Hampir pukul tiga pagi waktu Malaysia. Aku tengah membereskan beberapa tumpuk kertas. Terlalu banyak yang aku simpan. Dari kertas ulangan hingga potongan koran. Satu yang lantas menarik perhatian: selembar kertas A4 yang sudah koyak bagian atasnya. Sebuah daftar tertulis di sana. Daftar mimpi anak-anak Dao Atas, Pademangan, Jakarta Utara. Ditulis tiga tahun lalu. Aku kebetulan tengah ke Jakarta waktu itu, awal Mei 2013. Dan Heny mau menemaniku kembali ke Dao Atas, ke Umbrella Wisdom.
Kelas ramai seperti biasa. Banyak muka baru, hasil dari urbanisasi yang deras. Tapi juga banyak di antara mereka yang sudah cukup lama belajar bersama teman-teman di Umbrella Wisdom. Heny membuka kelas dengan doa, lalu mengajak anak-anak bernyanyi Potong Bebek sebelum memintaku untuk ke depan untuk memimpin games.

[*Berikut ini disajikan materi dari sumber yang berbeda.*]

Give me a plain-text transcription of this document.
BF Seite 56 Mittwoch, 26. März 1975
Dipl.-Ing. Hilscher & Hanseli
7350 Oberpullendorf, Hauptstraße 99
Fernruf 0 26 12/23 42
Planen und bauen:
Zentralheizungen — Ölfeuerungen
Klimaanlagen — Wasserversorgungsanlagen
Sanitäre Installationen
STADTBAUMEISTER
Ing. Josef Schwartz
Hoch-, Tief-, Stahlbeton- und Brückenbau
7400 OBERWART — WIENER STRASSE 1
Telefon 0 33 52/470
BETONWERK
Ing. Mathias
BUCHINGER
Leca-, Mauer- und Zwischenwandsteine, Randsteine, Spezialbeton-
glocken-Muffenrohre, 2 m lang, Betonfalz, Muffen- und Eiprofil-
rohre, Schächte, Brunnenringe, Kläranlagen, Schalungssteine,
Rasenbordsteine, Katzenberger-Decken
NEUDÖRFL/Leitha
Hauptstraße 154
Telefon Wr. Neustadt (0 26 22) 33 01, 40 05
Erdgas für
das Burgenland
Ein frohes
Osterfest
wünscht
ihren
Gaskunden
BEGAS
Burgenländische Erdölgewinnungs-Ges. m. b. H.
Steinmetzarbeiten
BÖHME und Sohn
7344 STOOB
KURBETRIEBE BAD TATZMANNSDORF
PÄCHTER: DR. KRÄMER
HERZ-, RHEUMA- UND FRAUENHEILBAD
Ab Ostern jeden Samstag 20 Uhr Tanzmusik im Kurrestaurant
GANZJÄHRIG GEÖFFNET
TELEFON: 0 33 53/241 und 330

Merasakan kelas yang tetap hidup tentu saja membuatku senang. Juga kagum kepada teman-teman yang setengah mati menghidupinya. Heny bercerita banyak hal, utamanya tentang dinamika pengelolaan kelas. Profil Umbrella Wisdom yang saat itu mulai banyak diangkat ke media membuat banyak pihak tergerak untuk mengulurkan tangan. Tidak semuanya mengajar. Ada yang membagikan makanan, memberikan donasi, hingga membantu perbaikan kelas.

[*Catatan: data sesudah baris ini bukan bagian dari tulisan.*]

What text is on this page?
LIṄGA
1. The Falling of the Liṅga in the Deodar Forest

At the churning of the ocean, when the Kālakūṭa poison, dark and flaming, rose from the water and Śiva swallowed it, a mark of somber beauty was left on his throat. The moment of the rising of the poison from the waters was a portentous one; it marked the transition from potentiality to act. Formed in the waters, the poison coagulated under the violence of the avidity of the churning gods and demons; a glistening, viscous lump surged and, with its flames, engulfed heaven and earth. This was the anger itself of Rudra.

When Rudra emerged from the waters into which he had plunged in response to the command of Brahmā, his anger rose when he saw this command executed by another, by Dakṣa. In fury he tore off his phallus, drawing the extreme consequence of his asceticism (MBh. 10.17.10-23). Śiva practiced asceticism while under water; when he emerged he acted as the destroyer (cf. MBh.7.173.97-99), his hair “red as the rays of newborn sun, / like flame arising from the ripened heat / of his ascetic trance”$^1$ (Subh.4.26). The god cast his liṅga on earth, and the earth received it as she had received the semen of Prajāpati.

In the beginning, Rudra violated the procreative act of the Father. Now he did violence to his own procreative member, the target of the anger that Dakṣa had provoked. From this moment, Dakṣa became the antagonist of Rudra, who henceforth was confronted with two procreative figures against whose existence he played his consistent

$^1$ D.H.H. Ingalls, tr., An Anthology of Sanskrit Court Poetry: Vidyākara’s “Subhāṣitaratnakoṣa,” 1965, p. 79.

Selepas edisi mampir itu, aku belum pernah mampir lagi. Tetapi dari laman facebook aku mengikuti kegiatan teman-teman di sana. Anak-anak bermain dan belajar seperti biasa. Komunitas-komunitas lain juga banyak yang berkolaborasi dengan kerja-kerja Umbrella Wisdom. Hingga kemudian kabar sedih datang akhir tahun lalu. Kampung Dao Atas digusur.